Il estime que la taxe de Québec solidaire risque de provoquer un problème d’attractivité pour la province, qui souhaite attirer les talents à l’international. « On est déjà les citoyens les plus taxés du continent et on a un parti politique que sa solution, c’est de taxer davantage les gens. Je trouve ça extraordinairement décevant. Je ne trouve pas que c’est très avoir les deux pieds sur terre », a-t-il ajouté.

Des « sacrifices » de génération en génération

Pour le candidat libéral Jean-Claude Poissant, producteur laitier et céréalier, il faut « regarder l’ensemble d’une entreprise agricole. Il y a eu des sacrifices de génération en génération. Avant de dire qu’une personne est riche, il faut penser à tout le passé d’une entreprise. Et lorsqu’un agriculteur a de la difficulté à arriver et qu’on va le retaxer plus parce qu’il a besoin de ces choses-là [des équipements et machineries] pour faire son métier, on a un problème ».

Dominique Anglade a ajouté mercredi que QS fait fausse route en voulant imposer « des personnes qui ont travaillé toute leur vie pour céder quelque chose à leurs enfants ».

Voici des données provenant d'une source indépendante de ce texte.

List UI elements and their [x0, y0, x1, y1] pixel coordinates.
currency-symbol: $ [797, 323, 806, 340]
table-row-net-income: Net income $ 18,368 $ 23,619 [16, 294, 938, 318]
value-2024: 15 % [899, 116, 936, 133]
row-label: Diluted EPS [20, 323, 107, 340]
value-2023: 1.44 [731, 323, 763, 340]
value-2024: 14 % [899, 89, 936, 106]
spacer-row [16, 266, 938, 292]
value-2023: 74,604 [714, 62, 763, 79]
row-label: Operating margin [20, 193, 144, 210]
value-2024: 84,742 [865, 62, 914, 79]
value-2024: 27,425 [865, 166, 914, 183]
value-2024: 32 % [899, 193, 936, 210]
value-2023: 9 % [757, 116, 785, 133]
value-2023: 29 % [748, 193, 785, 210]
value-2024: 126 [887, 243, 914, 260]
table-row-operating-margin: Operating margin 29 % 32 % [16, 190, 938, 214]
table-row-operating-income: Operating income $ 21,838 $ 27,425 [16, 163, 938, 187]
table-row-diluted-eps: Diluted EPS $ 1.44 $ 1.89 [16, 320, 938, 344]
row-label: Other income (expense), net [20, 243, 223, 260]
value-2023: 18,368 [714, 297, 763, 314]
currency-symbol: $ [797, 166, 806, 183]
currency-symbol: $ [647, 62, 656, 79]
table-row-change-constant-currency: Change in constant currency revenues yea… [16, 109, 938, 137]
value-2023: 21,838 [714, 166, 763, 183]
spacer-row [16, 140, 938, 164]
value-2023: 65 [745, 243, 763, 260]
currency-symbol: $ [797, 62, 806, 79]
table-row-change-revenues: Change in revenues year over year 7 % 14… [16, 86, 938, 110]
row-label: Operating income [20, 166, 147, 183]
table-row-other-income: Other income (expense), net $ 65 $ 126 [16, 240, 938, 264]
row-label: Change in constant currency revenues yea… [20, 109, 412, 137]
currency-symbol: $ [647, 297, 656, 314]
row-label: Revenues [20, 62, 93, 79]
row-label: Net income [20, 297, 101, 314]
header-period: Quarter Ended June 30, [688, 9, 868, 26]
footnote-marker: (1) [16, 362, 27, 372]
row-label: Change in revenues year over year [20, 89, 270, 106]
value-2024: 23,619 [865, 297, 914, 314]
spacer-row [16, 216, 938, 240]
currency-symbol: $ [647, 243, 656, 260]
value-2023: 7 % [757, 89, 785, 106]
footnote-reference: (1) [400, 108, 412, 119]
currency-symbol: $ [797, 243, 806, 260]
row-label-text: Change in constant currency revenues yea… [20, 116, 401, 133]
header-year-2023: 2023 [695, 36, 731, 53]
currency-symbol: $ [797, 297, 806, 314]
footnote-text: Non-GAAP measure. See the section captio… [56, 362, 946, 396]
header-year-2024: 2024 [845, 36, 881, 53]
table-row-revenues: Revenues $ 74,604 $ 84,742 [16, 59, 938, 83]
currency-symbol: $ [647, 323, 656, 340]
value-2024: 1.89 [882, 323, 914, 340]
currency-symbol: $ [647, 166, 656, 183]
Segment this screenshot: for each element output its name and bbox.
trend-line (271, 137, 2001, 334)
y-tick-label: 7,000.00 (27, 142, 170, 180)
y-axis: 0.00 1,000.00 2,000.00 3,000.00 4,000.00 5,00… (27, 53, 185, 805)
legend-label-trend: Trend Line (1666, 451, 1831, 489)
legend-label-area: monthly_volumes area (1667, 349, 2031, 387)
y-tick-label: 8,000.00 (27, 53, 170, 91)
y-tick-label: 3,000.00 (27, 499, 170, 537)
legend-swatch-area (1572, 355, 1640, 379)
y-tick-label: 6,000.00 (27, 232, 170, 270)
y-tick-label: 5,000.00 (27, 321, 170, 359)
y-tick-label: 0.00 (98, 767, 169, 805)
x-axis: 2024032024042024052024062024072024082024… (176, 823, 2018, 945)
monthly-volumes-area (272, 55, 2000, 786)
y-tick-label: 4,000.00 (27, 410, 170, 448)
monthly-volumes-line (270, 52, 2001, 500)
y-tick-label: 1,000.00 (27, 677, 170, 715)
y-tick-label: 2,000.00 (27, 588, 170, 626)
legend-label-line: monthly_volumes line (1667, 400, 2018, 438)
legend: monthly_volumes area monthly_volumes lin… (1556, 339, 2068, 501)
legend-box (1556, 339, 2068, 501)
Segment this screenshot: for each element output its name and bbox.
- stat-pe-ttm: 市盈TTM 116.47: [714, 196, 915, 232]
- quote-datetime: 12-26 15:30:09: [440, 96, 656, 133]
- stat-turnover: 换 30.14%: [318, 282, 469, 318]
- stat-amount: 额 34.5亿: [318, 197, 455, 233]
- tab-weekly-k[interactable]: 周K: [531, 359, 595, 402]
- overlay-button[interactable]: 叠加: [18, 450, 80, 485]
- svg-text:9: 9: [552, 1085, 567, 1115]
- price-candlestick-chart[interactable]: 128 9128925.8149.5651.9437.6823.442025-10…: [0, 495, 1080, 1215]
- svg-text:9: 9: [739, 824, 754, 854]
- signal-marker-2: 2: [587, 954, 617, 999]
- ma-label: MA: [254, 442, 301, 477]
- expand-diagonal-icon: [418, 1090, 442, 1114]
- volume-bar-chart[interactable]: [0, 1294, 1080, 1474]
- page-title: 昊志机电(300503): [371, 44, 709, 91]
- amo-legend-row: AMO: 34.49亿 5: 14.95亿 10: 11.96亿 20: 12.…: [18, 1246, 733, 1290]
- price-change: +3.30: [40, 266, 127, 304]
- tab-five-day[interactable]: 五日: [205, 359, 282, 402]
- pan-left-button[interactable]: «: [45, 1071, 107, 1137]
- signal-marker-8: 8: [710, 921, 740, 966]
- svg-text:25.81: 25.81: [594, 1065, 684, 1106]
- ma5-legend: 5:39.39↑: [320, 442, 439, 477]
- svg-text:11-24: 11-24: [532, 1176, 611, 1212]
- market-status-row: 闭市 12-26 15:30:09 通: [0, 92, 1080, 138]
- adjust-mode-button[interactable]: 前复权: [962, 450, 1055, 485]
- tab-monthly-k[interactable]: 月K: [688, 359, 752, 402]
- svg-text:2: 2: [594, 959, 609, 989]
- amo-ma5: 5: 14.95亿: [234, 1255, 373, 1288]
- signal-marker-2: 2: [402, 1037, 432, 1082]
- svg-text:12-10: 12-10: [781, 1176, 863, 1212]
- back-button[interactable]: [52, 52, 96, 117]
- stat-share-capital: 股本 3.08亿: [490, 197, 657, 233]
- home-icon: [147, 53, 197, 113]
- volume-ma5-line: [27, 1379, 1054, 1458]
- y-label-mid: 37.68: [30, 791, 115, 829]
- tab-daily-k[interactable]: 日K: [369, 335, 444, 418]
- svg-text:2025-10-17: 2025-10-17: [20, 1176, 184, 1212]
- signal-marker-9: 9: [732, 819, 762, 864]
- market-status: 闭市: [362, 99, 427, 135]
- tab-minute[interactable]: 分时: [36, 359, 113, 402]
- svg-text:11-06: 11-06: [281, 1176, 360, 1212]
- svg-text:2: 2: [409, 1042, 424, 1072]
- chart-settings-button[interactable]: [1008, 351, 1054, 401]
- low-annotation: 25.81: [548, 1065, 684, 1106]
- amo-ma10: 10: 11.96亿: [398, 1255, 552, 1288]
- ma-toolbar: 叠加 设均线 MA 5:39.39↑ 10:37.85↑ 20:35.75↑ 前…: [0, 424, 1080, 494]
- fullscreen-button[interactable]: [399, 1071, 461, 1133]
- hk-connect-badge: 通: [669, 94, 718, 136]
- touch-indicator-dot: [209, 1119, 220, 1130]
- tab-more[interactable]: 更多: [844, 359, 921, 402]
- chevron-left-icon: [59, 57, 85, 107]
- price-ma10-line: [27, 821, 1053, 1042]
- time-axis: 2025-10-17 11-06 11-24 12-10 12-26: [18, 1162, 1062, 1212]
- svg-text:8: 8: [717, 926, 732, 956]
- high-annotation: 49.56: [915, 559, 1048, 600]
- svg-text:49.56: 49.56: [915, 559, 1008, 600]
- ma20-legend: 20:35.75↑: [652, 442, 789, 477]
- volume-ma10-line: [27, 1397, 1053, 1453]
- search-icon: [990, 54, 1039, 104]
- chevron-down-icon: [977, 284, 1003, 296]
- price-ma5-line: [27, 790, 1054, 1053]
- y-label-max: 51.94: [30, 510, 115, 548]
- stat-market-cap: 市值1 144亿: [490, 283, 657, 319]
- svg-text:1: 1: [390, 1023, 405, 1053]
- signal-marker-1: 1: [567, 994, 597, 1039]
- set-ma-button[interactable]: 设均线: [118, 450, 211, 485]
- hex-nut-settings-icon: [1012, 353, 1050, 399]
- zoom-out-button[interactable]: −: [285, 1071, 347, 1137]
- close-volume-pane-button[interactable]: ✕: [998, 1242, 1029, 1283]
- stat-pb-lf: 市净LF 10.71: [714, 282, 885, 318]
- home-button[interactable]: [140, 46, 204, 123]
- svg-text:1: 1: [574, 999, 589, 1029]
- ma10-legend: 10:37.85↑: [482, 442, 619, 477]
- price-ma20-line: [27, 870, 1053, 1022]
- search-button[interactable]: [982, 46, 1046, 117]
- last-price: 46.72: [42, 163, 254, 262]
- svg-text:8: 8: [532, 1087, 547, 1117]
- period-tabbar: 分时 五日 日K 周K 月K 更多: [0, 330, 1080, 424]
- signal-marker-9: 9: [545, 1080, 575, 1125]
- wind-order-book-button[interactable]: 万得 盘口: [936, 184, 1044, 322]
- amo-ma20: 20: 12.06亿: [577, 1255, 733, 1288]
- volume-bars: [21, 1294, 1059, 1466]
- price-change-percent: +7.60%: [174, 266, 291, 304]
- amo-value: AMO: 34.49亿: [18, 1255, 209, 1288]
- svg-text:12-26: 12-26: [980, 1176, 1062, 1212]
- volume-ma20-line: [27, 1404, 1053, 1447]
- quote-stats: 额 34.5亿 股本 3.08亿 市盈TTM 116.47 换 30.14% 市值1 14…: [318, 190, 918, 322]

« Quand des parents ont travaillé toute leur vie et décident de transférer le patrimoine, ne serait-ce qu’une maison, à leurs enfants, non, je ne pense pas qu’on devrait les taxer », a-t-elle dit.

La cheffe libérale promet de réformer la Loi sur la protection du territoire agricole pour resserrer les règles afin de freiner l’étalement urbain qui empiète sur de bonnes terres. Elle veut réglementer l’acquisition de terres agricoles par des personnes qui n’ont pas l’intention de les utiliser pour faire de l’agriculture. Elle s’engage à faire une « révision complète » des programmes de la Financière agricole afin de mieux les adapter aux impacts des changements climatiques. Elle propose un incitatif fiscal lors de la vente d’une terre à la relève pour aider les jeunes producteurs.